Las mariposas de la carta

Mis palabras se mecieron en el viento y comenzaron a desintegrarse por la lluvia de mis ojos. El significado de tus palabras empezó a llevarme a un sueño, un sueño del que no quería despertar.

Llegada la primavera, la época de los renaceres y de las esperanzas, mi corazón se marchitaba. Dentro de mí llegaba el invierno, una época de frío y soledad.

Pasaban y pasaban las tardes. Bajaban y bajaban los crepúsculos pero mi corazón seguía tan apagado como un animal deshabitado  de vida. Hasta que una tarde crepuscular en que los almendros lloraban blancos pétalos descubrí un mágico lugar.

El suave sonido de la claridad hídrica insuflando armonía y el perpetuo acorde del movimiento verde me hizo acomodarme en la marmórea cornisa. Un movimiento; una sombra cruzó mis ojos y dejó caer una carta a mis pies. Cuando alcé la mirada, había desaparecido.

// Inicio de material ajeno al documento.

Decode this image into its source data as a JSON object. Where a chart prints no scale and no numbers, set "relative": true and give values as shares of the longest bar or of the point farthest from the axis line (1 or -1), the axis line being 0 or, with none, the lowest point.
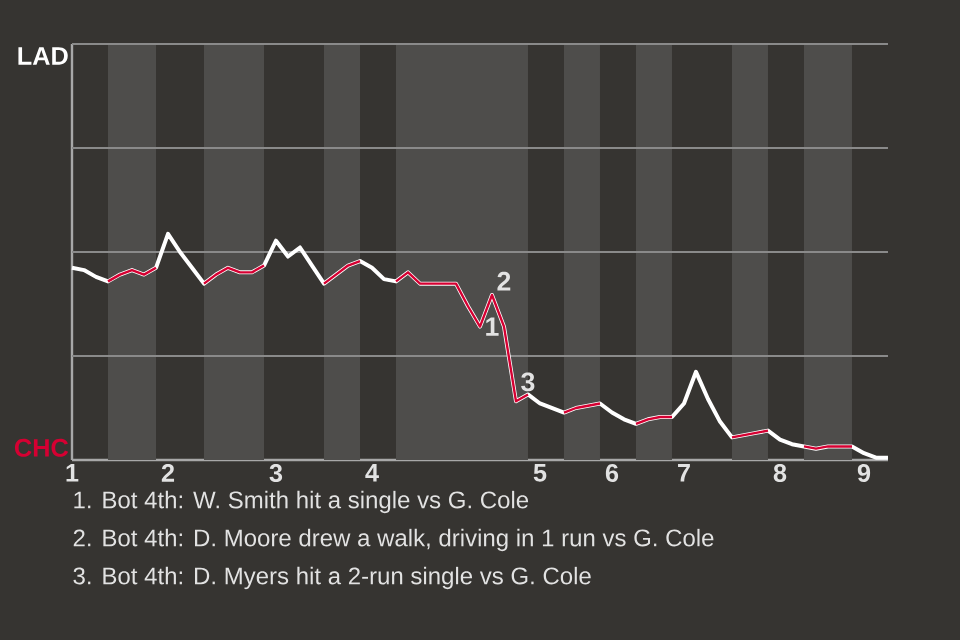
{
  "chart_data": {
    "type": "line",
    "relative": true,
    "line_style": "solid",
    "ref_lines": [
      {
        "axis": "y",
        "value": 0.46,
        "color": "#8a8a8a"
      },
      {
        "axis": "y",
        "value": 0.92,
        "color": "#8a8a8a"
      },
      {
        "axis": "y",
        "value": 1.38,
        "color": "#8a8a8a"
      },
      {
        "axis": "y",
        "value": 1.84,
        "color": "#8a8a8a"
      }
    ],
    "categories": [
      "1",
      null,
      null,
      null,
      null,
      null,
      null,
      null,
      "2",
      null,
      null,
      null,
      null,
      null,
      null,
      null,
      null,
      "3",
      null,
      null,
      null,
      null,
      null,
      null,
      null,
      "4",
      null,
      null,
      null,
      null,
      null,
      null,
      null,
      null,
      null,
      null,
      null,
      null,
      null,
      "5",
      null,
      null,
      null,
      null,
      null,
      "6",
      null,
      null,
      null,
      null,
      null,
      "7",
      null,
      null,
      null,
      null,
      null,
      null,
      null,
      "8",
      null,
      null,
      null,
      null,
      null,
      null,
      "9",
      null,
      null
    ],
    "series": [
      {
        "name": "LAD",
        "color": "#ffffff",
        "values": [
          0.85,
          0.84,
          0.81,
          0.79,
          0.82,
          0.84,
          0.82,
          0.85,
          1,
          0.92,
          0.85,
          0.78,
          0.82,
          0.85,
          0.83,
          0.83,
          0.86,
          0.97,
          0.9,
          0.94,
          0.86,
          0.78,
          0.82,
          0.86,
          0.88,
          0.85,
          0.8,
          0.79,
          0.83,
          0.78,
          0.78,
          0.78,
          0.78,
          0.68,
          0.59,
          0.73,
          0.59,
          0.26,
          0.29,
          0.25,
          0.23,
          0.21,
          0.23,
          0.24,
          0.25,
          0.21,
          0.18,
          0.16,
          0.18,
          0.19,
          0.19,
          0.25,
          0.39,
          0.27,
          0.17,
          0.1,
          0.11,
          0.12,
          0.13,
          0.09,
          0.07,
          0.06,
          0.05,
          0.06,
          0.06,
          0.06,
          0.03,
          0.01,
          0.01
        ]
      },
      {
        "name": "CHC",
        "color": "#d50032",
        "values": [
          null,
          null,
          null,
          0.79,
          0.82,
          0.84,
          0.82,
          0.85,
          null,
          null,
          null,
          0.78,
          0.82,
          0.85,
          0.83,
          0.83,
          0.86,
          null,
          null,
          null,
          null,
          0.78,
          0.82,
          0.86,
          0.88,
          null,
          null,
          0.79,
          0.83,
          0.78,
          0.78,
          0.78,
          0.78,
          0.68,
          0.59,
          0.73,
          0.59,
          0.26,
          0.29,
          null,
          null,
          0.21,
          0.23,
          0.24,
          0.25,
          null,
          null,
          0.16,
          0.18,
          0.19,
          0.19,
          null,
          null,
          null,
          null,
          0.1,
          0.11,
          0.12,
          0.13,
          null,
          null,
          0.06,
          0.05,
          0.06,
          0.06,
          0.06,
          null,
          null,
          null
        ]
      }
    ],
    "annotations": [
      {
        "text": "1",
        "y": 0.59
      },
      {
        "text": "2",
        "y": 0.73
      },
      {
        "text": "3",
        "y": 0.26
      },
      "1. Bot 4th: W. Smith hit a single vs G. Cole",
      "2. Bot 4th: D. Moore drew a walk, driving in 1 run vs G. Cole",
      "3. Bot 4th: D. Myers hit a 2-run single vs G. Cole"
    ]
  }
}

La palpé, la abrí, la leí.

Tus ojos me recuerdan al mar,

Porque me hacen alcanzar,

Las profundidades de mi corazón,

Muerto por esta sinrazón.

Desde que te ví, no puedo vivir. Desde aquella tarde celestial —entre las atolondradas mariposas aleteando por mi estómago— no puedo olvidar esa sonrisa de espiral. Una mirada que no dejo de pensar.

Una carta, unas palabras. Una declaración.